Since I was a little girl I have communicating with animals, most cats and dogs becauce we have so many here in Denmark.
The last few years I had helped cats/dogs and their owners with "problems".. The animals certainly have something to say, and most times it turned out to be good.
What I tell you now is my truth and experience.
You my dear sister have done the best you could for Cinnamon. Putting her to sleep, ending her suffering, was an act of Love, and she is very grateful. Be aware that she is around you, Like our dear family also can be when they pass.
My truth is that our pets go to heaven too. Cinnamon had a long life, a wonderful life with a loving owner, where else could she be now?.

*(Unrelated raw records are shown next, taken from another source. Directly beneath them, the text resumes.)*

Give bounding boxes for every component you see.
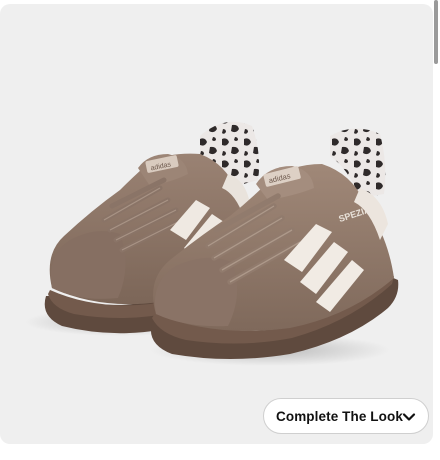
product-image[interactable]: adidas adidas SPEZIAL	[0, 4, 433, 444]
sneaker-illustration: adidas adidas SPEZIAL	[25, 121, 399, 366]
product-gallery: adidas adidas SPEZIAL Complete The Look	[0, 0, 440, 460]
scrollbar[interactable]	[434, 0, 438, 64]
chevron-down-icon	[402, 413, 416, 421]
complete-the-look-button[interactable]: Complete The Look	[263, 398, 429, 434]
complete-the-look-label: Complete The Look	[276, 408, 403, 424]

I believe she is in a place living happily with her mother and brothers/sisters.4 years ago I was healing a very sick dog. Not healing her to get well but to help her to the other side. She was in pain, but the ownwes couldn`t bare to put her to sleep. So I had to help the poor dog, the best I could. I sat with her and she went into a coma. When that happened I felt a
great peace and happyness from Toby. I saw a glimpse of him running around on a grren meadow, playing with other dogs.
.It was like he wanted to show me that he didn`t suffer any more, and he was alive in that wonderful place.
Toby passed after a couple of hours, After a couple of days I dreamt that Toby wanted them to buy a new dog. No way, no more dogs. But they did after 6 months. It was not Toby incarnated , but it was like this puppy sometimes watshed another dog. This puppy learned where not to go, and what to do, by an invisible teacher. This new dog Yama was trained by his owners, but also by Toby. Yes I believe there is a heaven also for pets, and they wiill be there to recieve us, the day we pass. I am sure that Cinnemon want you to have a new little dachshund, think about all the love and joy you shared with Cinnamon. You will never have a dog like her, but one you will love as much as you love her.
I hope this is a comfort for you, think about all the happy years with her, and you wil be happy again.
You are welcome to write to me. If you want my private mail I will give it to you.
In Love, Light and great respect for your feelings.